Wednesday, October 8, 2014

MEMORIES OF MY MELANCHOLY WHORES by Gabriel García Márquez


GRADE: B

This beautifully written and provocatively-titled novella follows a lonely commitment-phobe who, on his 90th birthday, wants a night of mad passion with an adolescent virgin. But instead of the usual heartless, physical sex he has had 514 times in his life, he finally finds real love in the form a young hooker in the midst of a deep sleep.
"I was ignorant of the arts of seduction and had always chosen my brides for a night at random, more for their price than their charms, and we had made love without love, half-dressed most of the time and always in the dark so we could imagine ourselves as better than we were.

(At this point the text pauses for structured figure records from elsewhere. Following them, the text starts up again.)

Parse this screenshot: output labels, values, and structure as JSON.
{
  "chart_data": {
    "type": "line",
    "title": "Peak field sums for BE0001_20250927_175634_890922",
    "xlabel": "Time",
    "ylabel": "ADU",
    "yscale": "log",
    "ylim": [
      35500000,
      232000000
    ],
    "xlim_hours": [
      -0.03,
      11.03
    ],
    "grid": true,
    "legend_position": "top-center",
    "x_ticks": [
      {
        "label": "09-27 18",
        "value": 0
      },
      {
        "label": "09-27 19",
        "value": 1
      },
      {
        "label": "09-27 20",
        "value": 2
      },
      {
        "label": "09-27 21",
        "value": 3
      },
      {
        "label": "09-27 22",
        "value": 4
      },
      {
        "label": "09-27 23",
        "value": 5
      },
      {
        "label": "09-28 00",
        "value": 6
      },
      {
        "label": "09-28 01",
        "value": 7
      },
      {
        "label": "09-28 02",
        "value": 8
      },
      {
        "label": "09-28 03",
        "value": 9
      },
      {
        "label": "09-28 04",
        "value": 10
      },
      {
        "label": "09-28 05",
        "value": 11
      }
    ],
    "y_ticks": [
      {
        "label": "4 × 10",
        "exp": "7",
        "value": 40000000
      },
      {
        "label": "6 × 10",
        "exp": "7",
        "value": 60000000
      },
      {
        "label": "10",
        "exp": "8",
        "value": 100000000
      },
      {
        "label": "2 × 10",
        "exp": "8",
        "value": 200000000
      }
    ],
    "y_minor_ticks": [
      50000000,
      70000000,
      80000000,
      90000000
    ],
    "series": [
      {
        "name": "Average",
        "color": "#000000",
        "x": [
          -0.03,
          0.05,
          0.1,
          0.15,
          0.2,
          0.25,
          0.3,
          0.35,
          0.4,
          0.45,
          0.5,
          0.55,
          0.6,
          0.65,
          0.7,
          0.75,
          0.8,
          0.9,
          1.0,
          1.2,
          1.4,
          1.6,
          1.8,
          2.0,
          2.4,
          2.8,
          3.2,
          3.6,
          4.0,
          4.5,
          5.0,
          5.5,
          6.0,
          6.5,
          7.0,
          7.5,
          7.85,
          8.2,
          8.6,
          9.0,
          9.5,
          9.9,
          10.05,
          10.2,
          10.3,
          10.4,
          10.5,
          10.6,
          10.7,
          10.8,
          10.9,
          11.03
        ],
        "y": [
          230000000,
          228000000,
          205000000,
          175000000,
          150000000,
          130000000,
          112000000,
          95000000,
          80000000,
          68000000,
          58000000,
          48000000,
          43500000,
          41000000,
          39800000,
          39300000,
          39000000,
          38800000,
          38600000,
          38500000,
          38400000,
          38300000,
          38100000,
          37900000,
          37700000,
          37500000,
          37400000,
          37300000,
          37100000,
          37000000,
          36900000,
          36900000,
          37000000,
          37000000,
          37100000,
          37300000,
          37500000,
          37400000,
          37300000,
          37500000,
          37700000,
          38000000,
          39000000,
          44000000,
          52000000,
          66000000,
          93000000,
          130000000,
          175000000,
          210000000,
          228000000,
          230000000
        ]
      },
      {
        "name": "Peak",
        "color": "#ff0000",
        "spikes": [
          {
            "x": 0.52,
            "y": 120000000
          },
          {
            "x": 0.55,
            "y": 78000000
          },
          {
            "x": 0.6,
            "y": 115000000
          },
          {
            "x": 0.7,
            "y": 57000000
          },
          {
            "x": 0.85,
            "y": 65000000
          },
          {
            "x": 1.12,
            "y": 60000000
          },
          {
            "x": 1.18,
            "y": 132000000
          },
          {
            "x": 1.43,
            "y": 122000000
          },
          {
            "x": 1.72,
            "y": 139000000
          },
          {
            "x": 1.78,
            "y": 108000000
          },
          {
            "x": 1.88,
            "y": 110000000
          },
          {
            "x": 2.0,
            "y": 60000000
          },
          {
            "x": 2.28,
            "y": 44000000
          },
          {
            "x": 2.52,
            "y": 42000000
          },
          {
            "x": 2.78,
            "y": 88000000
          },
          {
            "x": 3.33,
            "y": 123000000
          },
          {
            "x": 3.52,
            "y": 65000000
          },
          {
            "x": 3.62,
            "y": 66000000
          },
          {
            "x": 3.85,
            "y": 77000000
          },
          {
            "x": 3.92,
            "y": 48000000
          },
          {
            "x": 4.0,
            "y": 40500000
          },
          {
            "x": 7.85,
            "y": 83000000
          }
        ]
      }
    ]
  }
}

That night I discovered the improbable pleasure of contemplating the body of a sleeping woman without the urgencies of desire or the obstacles of modesty."

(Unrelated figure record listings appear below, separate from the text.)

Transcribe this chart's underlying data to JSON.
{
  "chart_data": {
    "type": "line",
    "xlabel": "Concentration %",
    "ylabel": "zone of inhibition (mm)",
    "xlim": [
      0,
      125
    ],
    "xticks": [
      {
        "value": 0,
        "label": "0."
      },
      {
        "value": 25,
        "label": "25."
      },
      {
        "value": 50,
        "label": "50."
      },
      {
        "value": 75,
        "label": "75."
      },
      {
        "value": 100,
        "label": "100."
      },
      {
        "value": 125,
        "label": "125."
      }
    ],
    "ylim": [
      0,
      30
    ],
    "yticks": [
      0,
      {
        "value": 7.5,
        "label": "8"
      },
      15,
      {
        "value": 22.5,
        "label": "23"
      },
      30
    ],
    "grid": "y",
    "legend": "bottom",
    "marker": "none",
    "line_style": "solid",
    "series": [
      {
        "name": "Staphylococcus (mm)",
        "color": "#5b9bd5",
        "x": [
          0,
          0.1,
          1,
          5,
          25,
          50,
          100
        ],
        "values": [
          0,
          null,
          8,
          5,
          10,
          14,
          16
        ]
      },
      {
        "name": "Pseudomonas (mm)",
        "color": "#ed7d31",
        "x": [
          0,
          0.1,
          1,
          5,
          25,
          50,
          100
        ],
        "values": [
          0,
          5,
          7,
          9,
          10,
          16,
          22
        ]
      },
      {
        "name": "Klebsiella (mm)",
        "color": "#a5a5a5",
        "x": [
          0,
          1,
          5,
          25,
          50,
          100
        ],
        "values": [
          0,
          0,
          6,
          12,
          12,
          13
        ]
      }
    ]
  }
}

At first glance, this story could easily be seen just as the tale of a dirty old man infatuated with a little girl, but I was taken by the deeper exploration of the emotional and physical effects of aging, the celebration of the innocent and pure, and a man finding love so late in the game and finally being rejuvenated at the terminus of his years. This book would make an interesting companion piece with Walter Mosley's The Last Days of Ptolemy Grey, with which it shares similar themes.
“Blood circulated through her veins with the fluidity of a song that branched off into the most hidden areas of her body and returned to her heart, purified by love. Before I left at dawn I drew the lines of her hand on a piece of paper and gave it to Diva Sahibí for a reading so I could know her soul.”